How to Make Money from Photography Workshops

(The following is excerpted from 99 Ways to Make Money from Your Photos, by the editors of Photopreneur.)

Photography can be an unstable business. You often never know where your next job is coming from. That’s why many photographers turn to teaching at least part of the time; it’s a way to turn knowledge into cash and create a secondary income stream.

If you’ve never taught a class before and are wondering whether you’re up to it, start the teaching process by learning. Take a photography workshop yourself, and pay attention to how the teacher interacts with the pupils and what the pupils are looking for. Then think about what you would have to offer if you were the instructor.

Local College or DIY?

To teach at a local college or adult education center, start by scouting out the options and then check online for instructions for applying. Or just call the college’s information office and ask.

Keep in mind, though, that part-time college instructors are not highly paid (the average part-time self-enrichment teacher made $16 per hour in 2006), so you may find the application process more trouble than it’s worth — particularly if you have no prior experience.

The alternative is to organize your own workshop.

One of the big benefits of a DIY course or seminar is that you have complete freedom in how to market it — and in selling your photography books and prints to supplement the fees from attendees. Many photographers make the bulk of their workshop income from the products they sell to students.

But you will have to market the course yourself, something you’ll have to do with flyers, press releases, advertising and networking. It’s not that difficult — but it does take time and effort.

What to Teach

Unless you’re an old pro hoping to teach to photography newbies, it’s probably a good idea to steer clear of workshops that focus on the basics. Lots of people know what an f-stop is, how the rule of thirds works and how to change a lens. That sort of information they can read in a book for themselves.

To build audiences for your workshops, it’s better to focus on a particular subject. If you browse through subjects offered in adult education centers, you’ll find subjects like “Indian Vegetarian Cooking” rather than just “Cooking,” and “Romantic Poetry” rather than just “Literature.”

By keeping your workshop focused, you will reduce the size of your potential market — but you’ll also have fewer competitors, and students with a real passion for the subject.

So shoot images of your specialization. Show them to your class as a teaching tool. And then have them available in book form so that your students can buy them afterward.

6 Responses to “How to Make Money from Photography Workshops”

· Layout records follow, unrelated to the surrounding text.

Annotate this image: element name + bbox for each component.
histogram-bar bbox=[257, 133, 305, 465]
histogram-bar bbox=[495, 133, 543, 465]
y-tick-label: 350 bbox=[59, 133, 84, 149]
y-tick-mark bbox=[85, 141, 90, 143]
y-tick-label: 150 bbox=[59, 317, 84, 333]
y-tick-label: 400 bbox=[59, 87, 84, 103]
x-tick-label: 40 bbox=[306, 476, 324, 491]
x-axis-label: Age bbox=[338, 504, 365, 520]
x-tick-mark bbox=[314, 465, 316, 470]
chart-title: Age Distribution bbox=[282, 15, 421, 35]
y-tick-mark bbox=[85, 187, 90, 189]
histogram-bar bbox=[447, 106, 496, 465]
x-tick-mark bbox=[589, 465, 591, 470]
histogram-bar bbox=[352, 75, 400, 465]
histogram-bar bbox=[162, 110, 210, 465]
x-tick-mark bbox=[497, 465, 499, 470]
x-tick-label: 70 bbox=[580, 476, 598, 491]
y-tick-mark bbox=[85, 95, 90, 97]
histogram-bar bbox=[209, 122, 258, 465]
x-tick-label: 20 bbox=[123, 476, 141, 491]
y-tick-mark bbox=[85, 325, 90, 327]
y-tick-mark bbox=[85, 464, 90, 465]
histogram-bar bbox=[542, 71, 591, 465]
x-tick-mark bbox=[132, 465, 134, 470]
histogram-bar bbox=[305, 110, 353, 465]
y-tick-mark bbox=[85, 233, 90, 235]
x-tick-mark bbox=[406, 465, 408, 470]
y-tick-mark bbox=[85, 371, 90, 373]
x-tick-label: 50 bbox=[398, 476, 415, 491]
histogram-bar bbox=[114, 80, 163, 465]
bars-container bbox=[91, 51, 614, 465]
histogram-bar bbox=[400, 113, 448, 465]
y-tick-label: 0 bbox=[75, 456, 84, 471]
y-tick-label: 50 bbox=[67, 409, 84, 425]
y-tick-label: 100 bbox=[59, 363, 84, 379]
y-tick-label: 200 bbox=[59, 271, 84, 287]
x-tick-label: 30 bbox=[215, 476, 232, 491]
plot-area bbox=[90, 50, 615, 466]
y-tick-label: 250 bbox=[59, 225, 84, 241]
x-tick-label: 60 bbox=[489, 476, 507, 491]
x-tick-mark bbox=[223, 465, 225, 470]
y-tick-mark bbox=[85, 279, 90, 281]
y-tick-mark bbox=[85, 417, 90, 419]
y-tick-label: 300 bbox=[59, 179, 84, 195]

  1. I'm a photojournalist with 2 decades of experience. I've found teaching Digital SLR workshops as well as Photoshop Elements workshops in my community to be very rewarding.
    I've had great classes with engaged folks who are eager to learn new skills. It's awesome watching them grow.

  2. thank you very much for your idea.I would like to get more information.basic knowledge in Digital Photography. [email protected]
    Anil Perera Sri Lanka.

  3. I teach workshops in San Diego and love every minute of it. I'm not sure I agree that we need to stay away from the basics. I'm amazed by how many people with top quality DSLRs have no idea what F stops are and even if they do they cannot deal with equivalent exposures. I get many workshop attendees who describe themselves as 'experts' who really don't know how to control their cameras to get the results they want. I teach many quite advanced classes, but my basics class is by far the most popular.

  4. Completely disagree with a lot of this article - I teach three different colleges and most people have a very patchy understanding of the basics or they don't understand them at all. LIke the previous poster - my basic classes are by far the most popular and are always over prescribed.
    You really should do a bit more research before you post this kind of information as it's very misleading.

  5. I found this post very interesting as myself I'm planing of starting to organize photography workshops based on how to use speedlits for complex lighting. All of the information above will be very useful for me.

  6. I agree with the others about not teaching the basics. I teach an intro and intermediate DSLR photography class in the Birmingham, Alabama area. I also have an ebook, blog, and am working on a series of video classes. I'm a 20 year pro but new to the teaching aspect. There are SO many people who have bought a digital SLR and don't know the first thing about it. They feel lost and while, yes, there are TONS of resources on the web for free, blogs, YouTube, etc, they want hands on instruction.

    I have had a few aspiring pros but for the post part it's people who want to take better pictures of their kids. There is a plenty big market for those interested in the basics!